Diego Luna’s Cesar Chavez is a good film about a great man. Unfortunately, it’s not a great film. Not in the way similar films about great men are – e.g. Spike Lee’s Malcolm X; Steven Spielberg’s Lincoln.
The film depicts Chavez’s struggles to improve working conditions for migrant workers in California. Quite a few events are covered, including the founding of the United Farm Workers labor union, massive boycotts of the grape industry, the support the cause receives from Robert Kennedy, and subsequent undermining by Richard Nixon. It’s a lot to cover, which is one of the film’s weaknesses. The UFW’s formation, the organization of Mexican American workers, and Chavez’s attempts to guide the cause – allying with Filipino workers; keeping the protests nonviolent – are all well handled. Mixing the film’s footage with old newsreels really goes a long way to show how inhumane white human beings can be. Unfortunately, I can’t say adequate attention was given to other events.
Consider Chavez’s 25 day fast in defiance of the violent actions members of the UFW were taking. The process of fasting – the toll it takes on the human body and mind – is interesting subject matter, and could have been the film’s centerpiece – I even recall it being promoted as such in one of the film’s trailers. Instead, Chavez utilizes the fast as a drawn out climax. Another fascinating event, Chavez’s sojourn to Great Britain, feels glossed over. When the grape growers began importing to Europe to circumvent the successful boycott of their product, Chavez seeks aid from British unions. The contrast between American and more progressive British union laws was another potential center piece. Here, it’s wasted as padding for the third act.

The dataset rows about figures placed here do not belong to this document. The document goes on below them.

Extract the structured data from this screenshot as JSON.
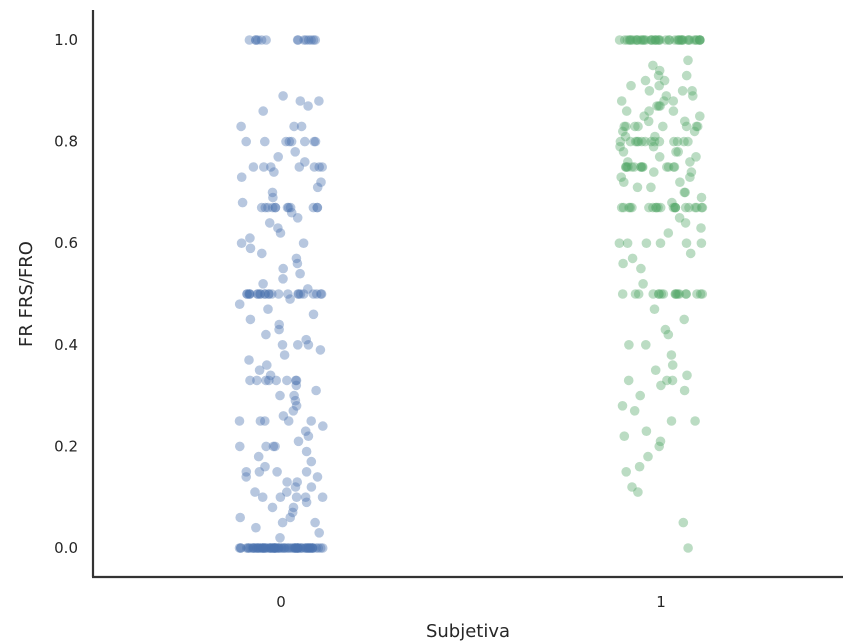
{
  "chart_data": {
    "type": "scatter",
    "subtype": "strip",
    "title": "",
    "xlabel": "Subjetiva",
    "ylabel": "FR FRS/FRO",
    "categories": [
      "0",
      "1"
    ],
    "ylim": [
      -0.06,
      1.06
    ],
    "yticks": [
      "0.0",
      "0.2",
      "0.4",
      "0.6",
      "0.8",
      "1.0"
    ],
    "grid": false,
    "legend": "none",
    "marker_alpha": 0.4,
    "series": [
      {
        "category": "0",
        "color": "#4c72b0",
        "values": [
          0,
          0,
          0,
          0,
          0,
          0,
          0,
          0,
          0,
          0,
          0,
          0,
          0,
          0,
          0,
          0,
          0,
          0,
          0,
          0,
          0,
          0,
          0,
          0,
          0,
          0,
          0,
          0,
          0,
          0,
          0,
          0,
          0,
          0,
          0,
          0,
          0,
          0,
          0,
          0,
          0,
          0,
          0,
          0,
          0,
          0,
          0,
          0,
          0,
          0,
          0,
          0,
          0,
          0,
          0,
          0,
          0,
          0,
          0,
          0,
          0,
          0,
          0,
          0,
          0,
          0,
          0,
          0,
          0,
          0,
          0,
          0,
          0,
          0,
          0,
          0,
          0,
          0,
          0,
          0,
          0.02,
          0.03,
          0.04,
          0.05,
          0.05,
          0.06,
          0.06,
          0.07,
          0.08,
          0.08,
          0.09,
          0.1,
          0.1,
          0.1,
          0.1,
          0.1,
          0.11,
          0.11,
          0.12,
          0.12,
          0.13,
          0.13,
          0.14,
          0.14,
          0.15,
          0.15,
          0.15,
          0.15,
          0.16,
          0.17,
          0.18,
          0.19,
          0.2,
          0.2,
          0.2,
          0.2,
          0.21,
          0.22,
          0.23,
          0.24,
          0.25,
          0.25,
          0.25,
          0.25,
          0.25,
          0.26,
          0.27,
          0.28,
          0.29,
          0.3,
          0.3,
          0.31,
          0.32,
          0.33,
          0.33,
          0.33,
          0.33,
          0.33,
          0.33,
          0.33,
          0.33,
          0.34,
          0.35,
          0.36,
          0.37,
          0.38,
          0.39,
          0.4,
          0.4,
          0.4,
          0.41,
          0.42,
          0.43,
          0.44,
          0.45,
          0.46,
          0.47,
          0.48,
          0.49,
          0.5,
          0.5,
          0.5,
          0.5,
          0.5,
          0.5,
          0.5,
          0.5,
          0.5,
          0.5,
          0.5,
          0.5,
          0.5,
          0.5,
          0.5,
          0.5,
          0.5,
          0.5,
          0.5,
          0.5,
          0.5,
          0.5,
          0.5,
          0.5,
          0.51,
          0.52,
          0.53,
          0.54,
          0.55,
          0.56,
          0.57,
          0.58,
          0.59,
          0.6,
          0.6,
          0.61,
          0.62,
          0.63,
          0.64,
          0.65,
          0.66,
          0.67,
          0.67,
          0.67,
          0.67,
          0.67,
          0.67,
          0.67,
          0.67,
          0.67,
          0.67,
          0.67,
          0.67,
          0.68,
          0.69,
          0.7,
          0.71,
          0.72,
          0.73,
          0.74,
          0.75,
          0.75,
          0.75,
          0.75,
          0.75,
          0.75,
          0.75,
          0.76,
          0.77,
          0.78,
          0.8,
          0.8,
          0.8,
          0.8,
          0.8,
          0.8,
          0.8,
          0.8,
          0.83,
          0.83,
          0.83,
          0.86,
          0.87,
          0.88,
          0.88,
          0.89,
          1,
          1,
          1,
          1,
          1,
          1,
          1,
          1,
          1,
          1,
          1,
          1,
          1,
          1
        ]
      },
      {
        "category": "1",
        "color": "#55a868",
        "values": [
          0,
          0.05,
          0.11,
          0.12,
          0.15,
          0.16,
          0.18,
          0.2,
          0.21,
          0.22,
          0.23,
          0.25,
          0.25,
          0.27,
          0.28,
          0.3,
          0.31,
          0.32,
          0.33,
          0.33,
          0.33,
          0.34,
          0.35,
          0.36,
          0.38,
          0.4,
          0.4,
          0.42,
          0.43,
          0.45,
          0.47,
          0.5,
          0.5,
          0.5,
          0.5,
          0.5,
          0.5,
          0.5,
          0.5,
          0.5,
          0.5,
          0.5,
          0.5,
          0.5,
          0.5,
          0.5,
          0.5,
          0.5,
          0.5,
          0.52,
          0.55,
          0.56,
          0.57,
          0.58,
          0.6,
          0.6,
          0.6,
          0.6,
          0.6,
          0.6,
          0.62,
          0.63,
          0.64,
          0.65,
          0.67,
          0.67,
          0.67,
          0.67,
          0.67,
          0.67,
          0.67,
          0.67,
          0.67,
          0.67,
          0.67,
          0.67,
          0.67,
          0.67,
          0.67,
          0.67,
          0.67,
          0.67,
          0.67,
          0.67,
          0.67,
          0.68,
          0.69,
          0.7,
          0.7,
          0.71,
          0.71,
          0.72,
          0.72,
          0.73,
          0.73,
          0.74,
          0.74,
          0.75,
          0.75,
          0.75,
          0.75,
          0.75,
          0.75,
          0.75,
          0.75,
          0.75,
          0.75,
          0.75,
          0.75,
          0.75,
          0.75,
          0.76,
          0.76,
          0.77,
          0.77,
          0.78,
          0.78,
          0.78,
          0.79,
          0.79,
          0.8,
          0.8,
          0.8,
          0.8,
          0.8,
          0.8,
          0.8,
          0.8,
          0.8,
          0.8,
          0.8,
          0.8,
          0.8,
          0.8,
          0.81,
          0.81,
          0.82,
          0.82,
          0.83,
          0.83,
          0.83,
          0.83,
          0.83,
          0.83,
          0.83,
          0.83,
          0.84,
          0.84,
          0.85,
          0.85,
          0.86,
          0.86,
          0.86,
          0.87,
          0.87,
          0.87,
          0.88,
          0.88,
          0.88,
          0.89,
          0.89,
          0.9,
          0.9,
          0.9,
          0.91,
          0.91,
          0.92,
          0.92,
          0.93,
          0.93,
          0.94,
          0.95,
          0.96,
          1,
          1,
          1,
          1,
          1,
          1,
          1,
          1,
          1,
          1,
          1,
          1,
          1,
          1,
          1,
          1,
          1,
          1,
          1,
          1,
          1,
          1,
          1,
          1,
          1,
          1,
          1,
          1,
          1,
          1,
          1,
          1,
          1,
          1,
          1,
          1,
          1,
          1,
          1,
          1,
          1,
          1,
          1,
          1,
          1
        ]
      }
    ]
  }
}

In terms of performance, I really can’t find any fault. The issue is with the way the characters are drawn in the script, penned by Keir Pearson (Hotel Rwanda) and Timothy J. Sexton (Children of Men). I admit when I first heard it would be Michael Pena manning the Chavez role, I was a little confused. I was mostly familiar with his minor comedic roles (such as a psychotic, effeminate, drug using, mall cop in Observe and Report). Luckily my limited knowledge of his filmogrophy had no bearing on his turn as Chavez. Pena’s Cesar Chavez is kind, compassionate, personable…and not much else. The writers’ goal may have been to humanize Chavez, to make him relatable, but they didn’t make him anything beyond a nice human being. Admittedly, as a native Southern Californian I know far less about Chavez than I should, so as far as I know, this is a one hundred percent accurate portrait of the man. Yet, I have to believe that someone who could rally people together to the extent that Chavez did (and does on screen) must have been exceptional, and charismatic, not just nice. The Chavez we get is a decent man, but it’s difficult to understand how he kept his often unstable union from collapsing before him.
One of the more interesting characters is John Malkovich’s Bogdonavitch, who serves as the main antagonist. While the film has plenty of the typical loud racist white men, Bogdonavitch is a little different. An immigrant himself, Bogdonavitch built his grape empire with hard work, and sees the laborers’ demands as lazy and ungrateful. It’s nice to see a different attitude than the common “[insert minorities] are evil” you commonly get from antagonists in films like this. It doesn’t make the guy sympathetic, just a little more complex. He serves as great foil to Chavez – although the two don’t meet until the very end of the film.
The biggest writing issue with Cesar Chavez is how it handles Chavez’s family. Cesar clashes with his oldest son (one of eight children) over the strain his work puts on the family. This isn’t a bad approach to take – again, humanizing – but it’s painfully ham-fisted and predictable. From their first argument to the inevitable grudging reconciliation, anyone could predict the arc of their relationship. What’s worse is we already see plenty of Cesar’s family dynamics through his wife (America Ferrera doing the best she can with the material). Ferrera conveys so much more with an expression or a quick line than any emotional throw down between father and son.
The Verdict: 3 out of 5
The treatment of immigrants (legal and otherwise) who break their backs so we can live comfortably is as relevant as ever today. The issues Cesar Chavez covers are important and need to be discussed; I just can’t say the same about the film. Some good performances and competent direction elevate a by-the-numbers script above mediocrity. Just above, though.